Now (Separation Date) = $200,000 value of your matrimonial home
Then (Marriage Date) = $175,000 value of your matrimonial home
Now value (no credit for Then) = $200,000
You have to share the full value of the home now, with no credit for the value on the day you got married = $200,000
To show you how this is different from other assets, compare this to a bank account. Say you had a bank account in only your name that was worth the same amount, $175,000 on the date you married and $200,000 when you separated. In this case, you only have to share the $25,000 change of value.
Now (Separation Date) = $200,000 in your bank account
Then (Marriage Date) = $175,000 in your bank account
Now – Then = $25,000
The increase in value that you have to share is $25,000
There are different rules that apply to a home on a First Nation reserve.
Gifts and inheritances
Your NFP does not usually include any gift or inheritance you receive during your marriage from someone other than your partner, as long as you still have the gift or inheritance at the end of the relationship.

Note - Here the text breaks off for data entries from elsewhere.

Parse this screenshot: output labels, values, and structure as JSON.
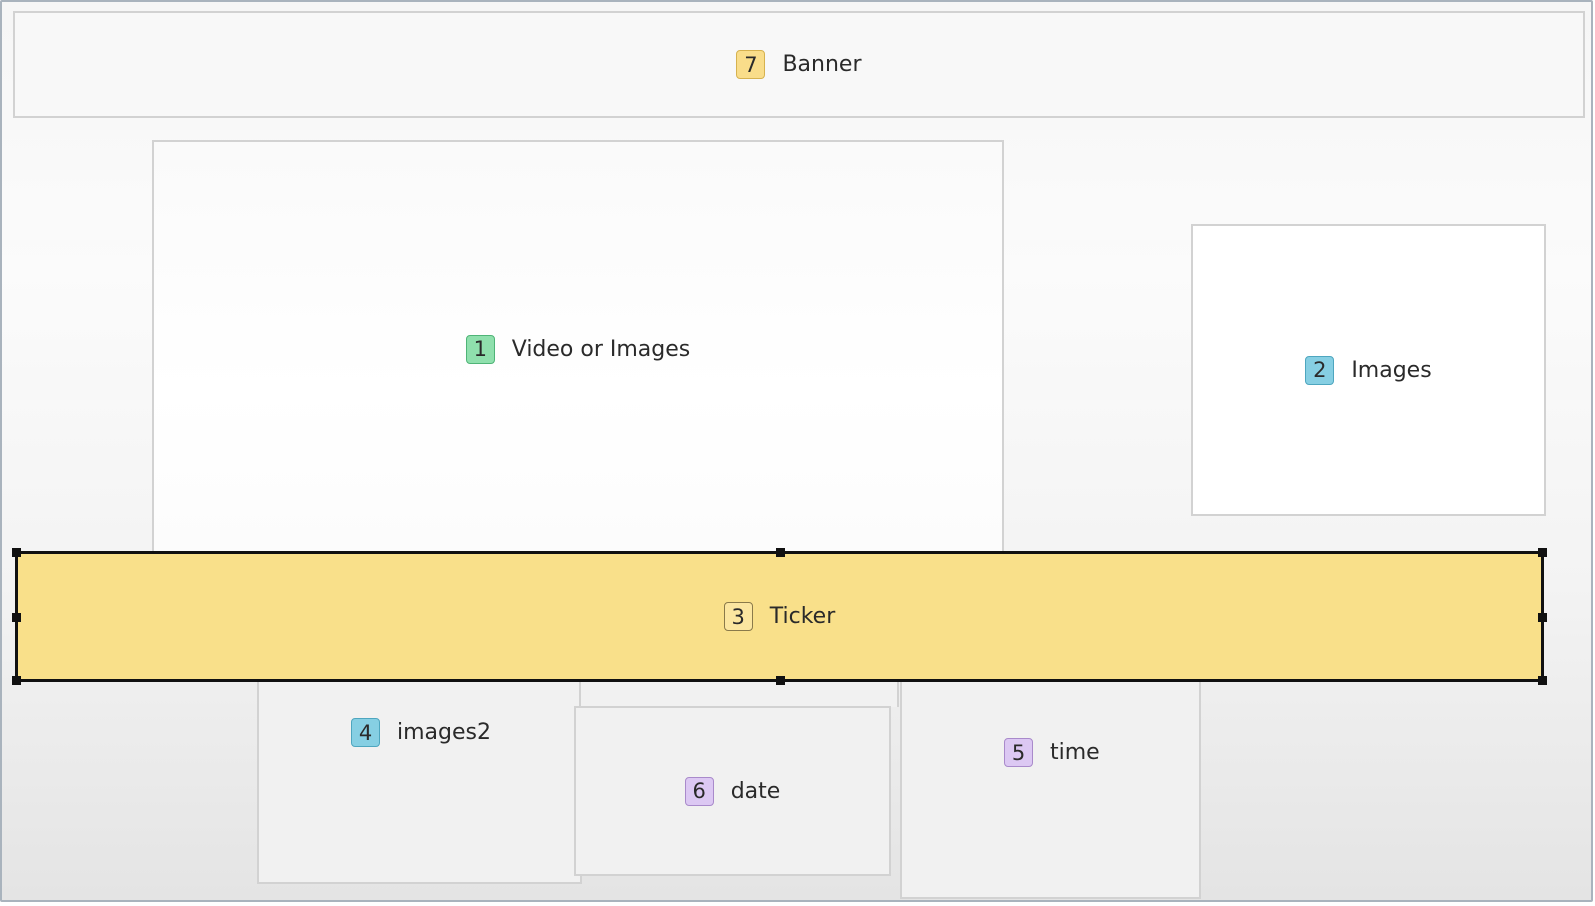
{
  "zones": {
    "banner": {
      "number": "7",
      "label": "Banner",
      "badge_bg": "#f9dd8a",
      "badge_border": "#d6b24f"
    },
    "video": {
      "number": "1",
      "label": "Video or Images",
      "badge_bg": "#8fe0ad",
      "badge_border": "#4fb477"
    },
    "images": {
      "number": "2",
      "label": "Images",
      "badge_bg": "#86cfe3",
      "badge_border": "#4ea6bf"
    },
    "ticker": {
      "number": "3",
      "label": "Ticker",
      "badge_bg": "#fbe6a0",
      "badge_border": "#8a7a4a",
      "selected": true
    },
    "images2": {
      "number": "4",
      "label": "images2",
      "badge_bg": "#86cfe3",
      "badge_border": "#4ea6bf"
    },
    "time": {
      "number": "5",
      "label": "time",
      "badge_bg": "#dcc8f3",
      "badge_border": "#a98acb"
    },
    "date": {
      "number": "6",
      "label": "date",
      "badge_bg": "#dcc8f3",
      "badge_border": "#a98acb"
    }
  },
  "colors": {
    "selection_border": "#111111",
    "ticker_fill": "#f9e08a",
    "zone_border": "#d2d2d2"
  }
}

These items are sometimes called "excluded" property.
This applies even if you used a gift or inheritance to buy something for yourself. For example, if you can prove that the $5,000 you inherited was used to buy your car, the value of your car is not included in your NFP calculation.

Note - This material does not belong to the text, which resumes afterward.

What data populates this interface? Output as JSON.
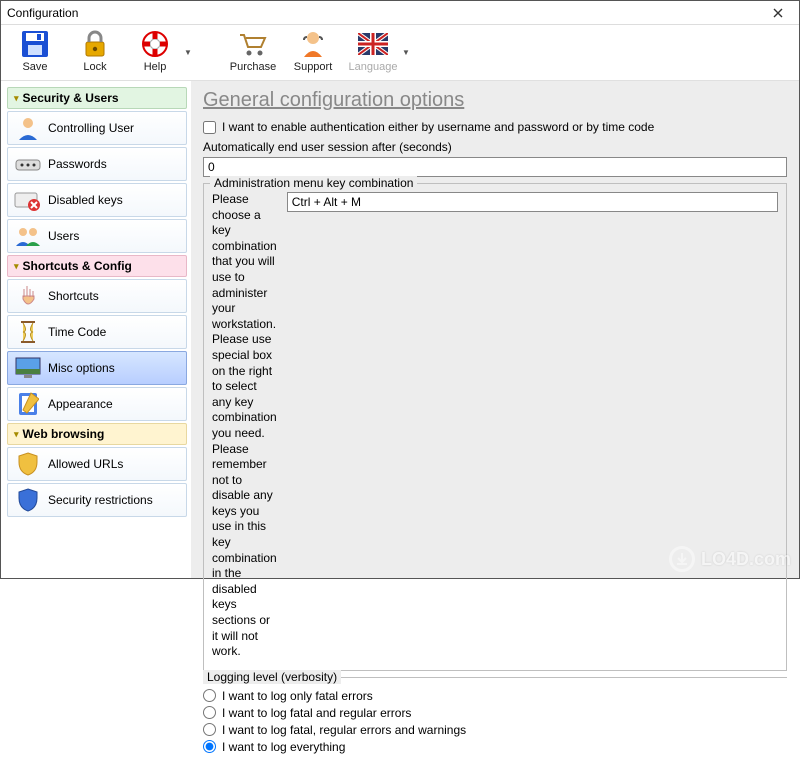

But, if the gift or inheritance was used to buy assets for your partner, to buy assets for both you and your partner, or if it was put into a joint bank account, it can be harder for you to prove that the whole gift or inheritance shouldn't be included in your NFP.
If the gift or inheritance was used to buy or help pay for your matrimonial home, it is included in your NFP.
And if you spent the gift or inheritance and can't show where the money went, you can't ask for the property to be excluded from your NFP.
Other property that is also "excluded" from your NFP includes:
- money that you got or have a right to get as a result of a personal injury, like a car accident
- money that you received from a life insurance company because someone died
The Canada Pension Plan (CPP) is a type of pension that most workers and employers contribute to. You earn CPP credits as you work. When you retire or can’t work because of a disability, you can apply to get pension payments.
CPP credits you earned during your marriage are also "excluded" property that is not part of the NFP calculation.
Instead, you or your partner can apply directly to Service Canada to divide CPP contributions that were made during the time both of you lived together. You must have lived with your partner for at least one year to qualify. This is why CPP credits aren't included in NFP and the equalization payment.
There are also special rules about how to value and divide other types of pensions. For example, your employer might have a pension plan that you contribute to.
Use financial statement forms
Form 13.1: Financial Statement (Property and Support Claims) can help you with any special rules that apply in your case. For example, in the form:
- "Part 6: Property, debts and other liabilities on date of marriage" explains that you should not include the value of a matrimonial home on the date of marriage.
- "Part 7: Excluded property" explains that you should list all excluded property such as gifts or inheritances.
- "Part 9: Calculation of net family property" explains how to subtract the total value of any excluded property listed in Part 7.